In München steht ...
4. August 2002Sein Entstehen verdankt das Hofbräuhaus dem bayerischen Herzog Wilhelm V. Weil ihm die Produkte der örtlichen Bräuer nicht schmeckten, erlaubte sich der Fürst den Luxus, so genanntes "ainpockisch" Bier zu importieren: Bier aus Einbeck in Nord-Deutschland, dem auch das "Bockbier" seinen Namen verdankt. Durch den fürstlichen Bierkonsum entstanden erhebliche Frachtkosten. So erheblich, dass dem herzögliche Kammermeister der Gedanke kam, dass es vielleicht billiger sei, selber anständiges Bier brauen zu lassen. Gesagt, getan. Das herzögliche, später königliche Hofbräuhaus war geboren. Das war 1589.

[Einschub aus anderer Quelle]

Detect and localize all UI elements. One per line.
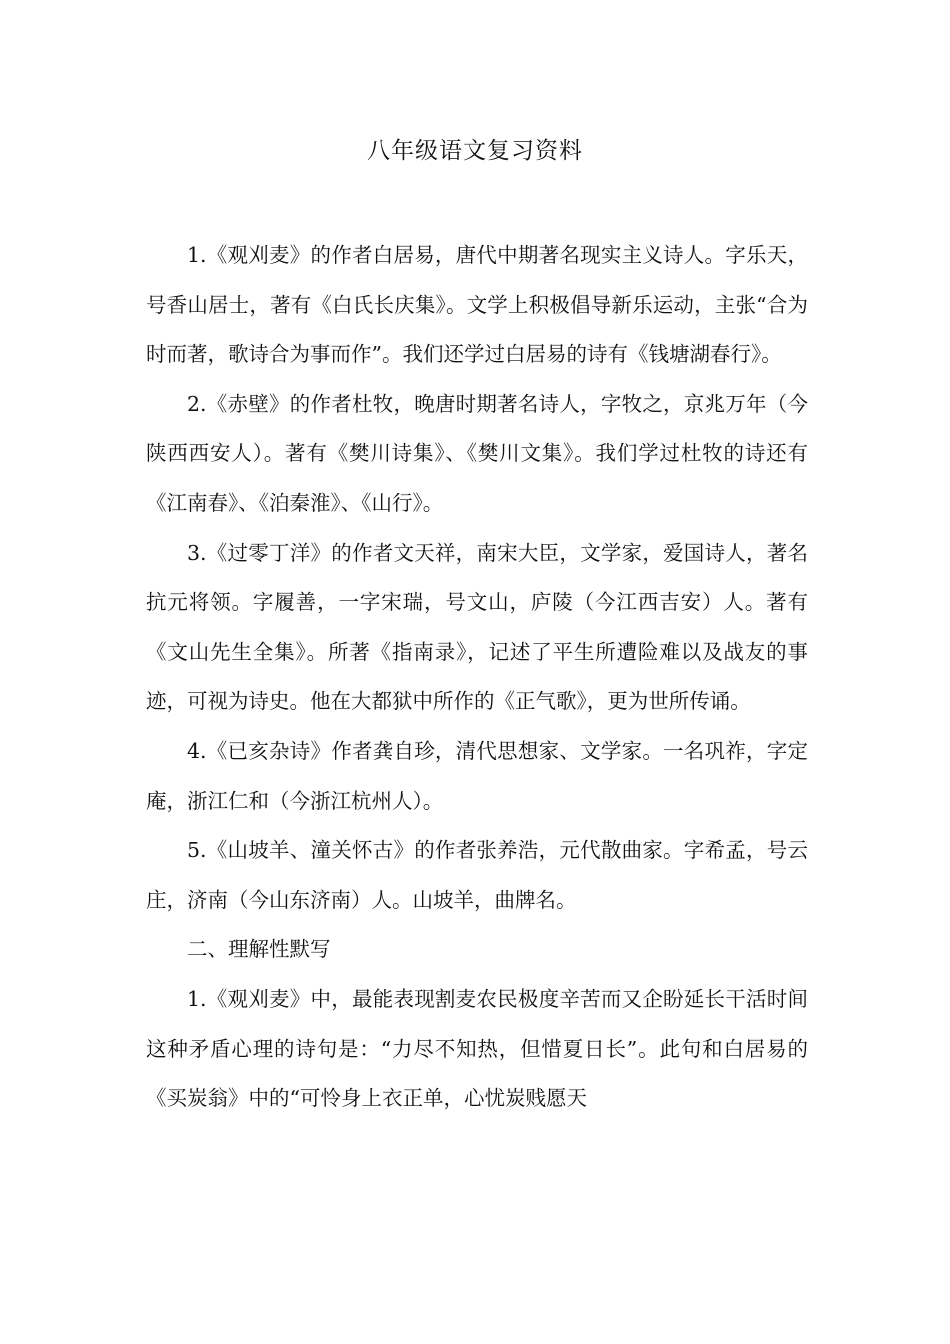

10.000 Maß an Spitzentagen
Es war lange Zeit ein exklusives Etablissement. Nur die Mitglieder des Hofstaates (600 bis 700 Personen mehr oder weniger blauen Geblütes) kamen in den Genuss des Eigenbräus. Erst ab 1828 wurde auch für das gemeine Volk gezapft - eine goldrichtige Entscheidung. Das Hofbräuhaus entwickelte sich in kürzester Zeit zur populärsten Kneipe Münchens und wurde 1896 stark erweitert. Dennoch war und blieb das Hofbräuhaus überfüllt: Tag ein, Tag aus, 365 Tage im Jahr. Hier werden jährlich 6.500 Kilometer Wurst verzehrt, und hier, im "feuchten Herzen" der Landeshauptstadt, werden an ganz normalen Tagen 50 Hektoliter Bier gezapft. Dabei liegt der Preis für das Maß immer etwas unter dem der lokalen Konkurrenz - so wollte es nämlich der bayerische König Ludwig I.
Prominente Laufkundschaft
Der Preisvorteil allein erklärt aber noch nicht die Popularität der ehemals königlichen Kneipe, die schon längst ein Staatsunternehmen ist. Noch immer profitiert das Hofbräuhaus von seinem internationalen Renommee, zu dem viele berühmte und auch berüchtigte Gäste beigetragen haben. Hier ließ sich die österreichische Kaiserin Sissi das Bier regelmäßig schmecken - trotz ihrer Schlankheitsmanie. Auch Wladimir Iljitsch Lenin trank aus den typischen Krügen, die ein begehrtes Objekt für Souvenirjäger sind. 1920 entfesselte hier ein Gelegenheitsarbeiter namens Adolf Hitler mit antijüdischen Tiraden eine wahre Saalschlacht. Das Hofbräuhaus sah den südafrikanischen Apartheidspräsidenten Botha, Vertreter des Vatikans (in der Regel inkognito) und viele, viele andere Prominente.
Mammutkneipe
Was diese ganzen Besucher hierhin lockte und immer noch anzieht, bleibt etwas unklar. Tatsache ist, dass viele Münchner das Hofbräuhaus meiden wie die Pest. Sie besuchen das königliche Etablissement mit seinem Gedränge und Gegröle, mit seiner Bier- und nikotinschwangeren Atmosphäre und seinem dauergestressten Personal meist nur auf ausdrücklichem Wunsch von Freunden oder Bekannten von auswärts. Aber egal, was sonst noch alles zum Nachteil dieser Mammutkneipe, die 3500 Gästen Platz bietet, angeführt werden kann: es schmälert die Anziehungskraft des Hofbräuhauses auch nach mehr als 400 Jahren nicht im geringsten.